Proud nationalist Steve Bannon may be out of the White House picture, but President Trump’s travel ban continues to find new life, probably because Stephen Miller will keep the ball rolling. To that effect, the administration is doing everything it can to ensure that it will be victorious in the upcoming Supreme Court hearings regarding the ban. Recently, SCOTUS temporarily restored the policy’s most recent incarnation and further allowed Trump to block most refugees from entering the U.S. However, the White House must have felt less than optimistic about the rest of the ban’s survival, so they’re revamping the thing (again).
The New York Times reports that this weekend shall see a ban replacement that will specify targeted travel restrictions regarding six Muslim-majority countries — Iran, Libya, Somalia, Sudan, Syria and Yemen. That is to say, travelers from each country will have to meet specific conditions depending upon their country of origin. Officially, the White House redid the travel ban after its own review, and Trump tweeted his desire for “tougher” restrictionsafter the recent London Tube terror attack. Details so far are vague:
Though the restrictions would differ for each country, people living in the targeted nations could be prevented from traveling to the United States or could face increased scrutiny as they seek to obtain a visa.
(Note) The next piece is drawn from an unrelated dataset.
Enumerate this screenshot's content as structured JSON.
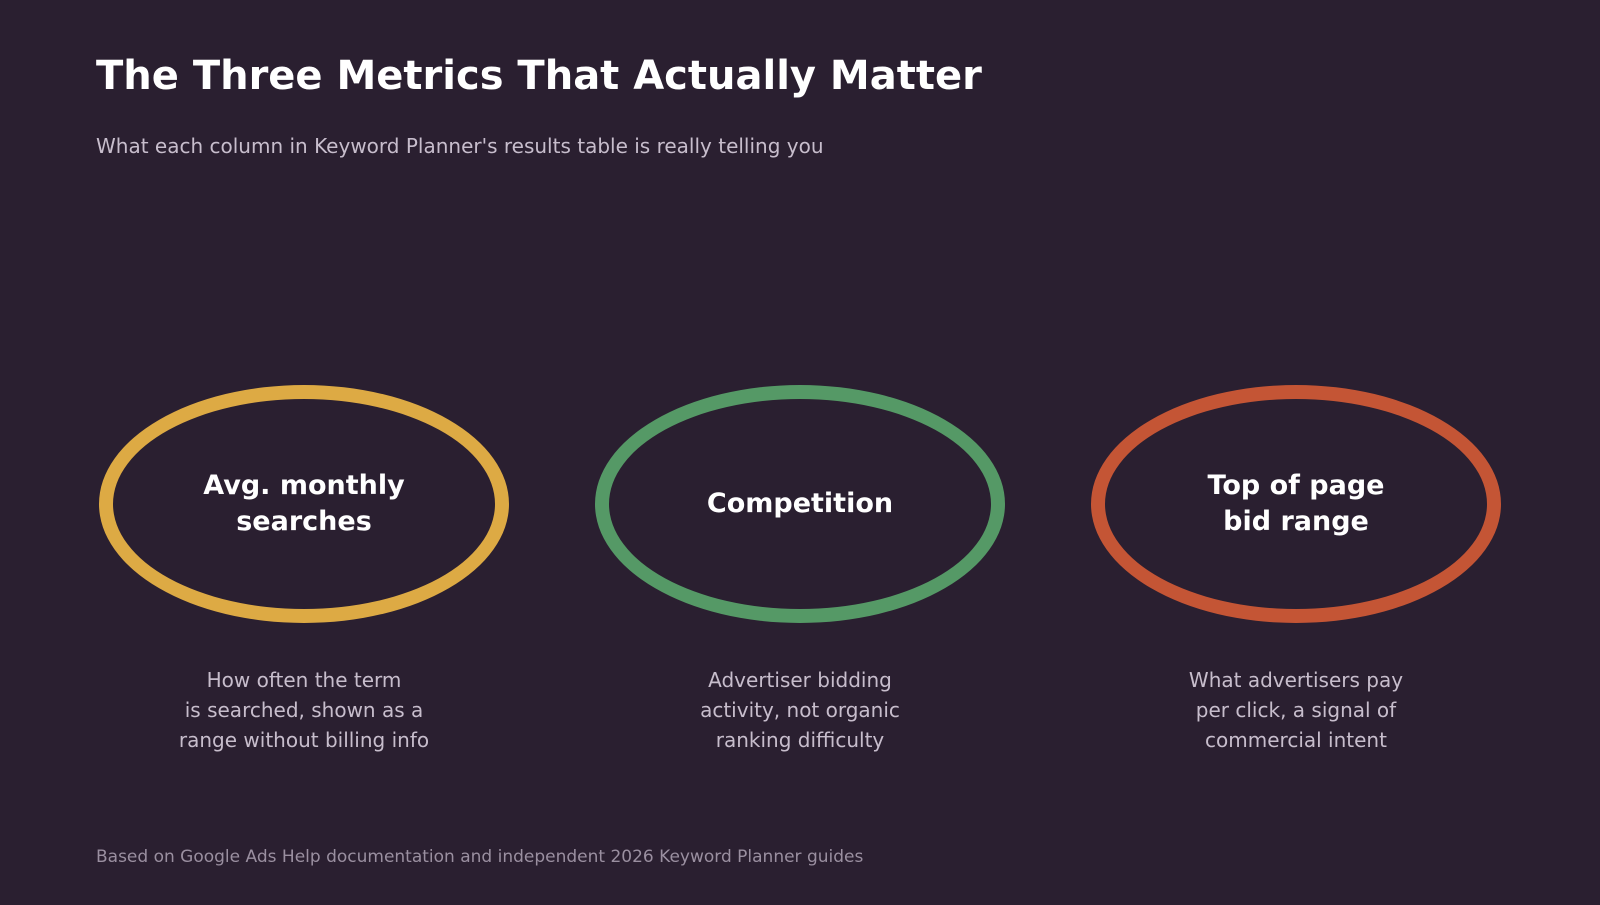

The Department of Homeland Security initially identified more than six nations that were failing to comply with security standards that could block terrorists from entering the United States. Officials notified the governments in those nations that travel to the United States could be severely restricted if they did not increase those standards. It was not clear which countries would be targeted under the new restrictions.
Ambiguity remains regarding which countries on the ban will see extra scrutiny, and it doesn’t appear that travelers will see advance warning of new guidelines before they’re expected to drop on Sunday. This could, in effect, replicate the January chaos that brought airport protests after Trump’s initial Muslim ban, but it seems like that possibility is a lesser concern compared to the upcoming SCOTUS fight — which will weigh the constitutionality of the ban as a whole — on October 10.
After all, Trump’s different bans have seen pushback by multiple federal courts, and — let’s face it — this president just wants a win. Any win at all.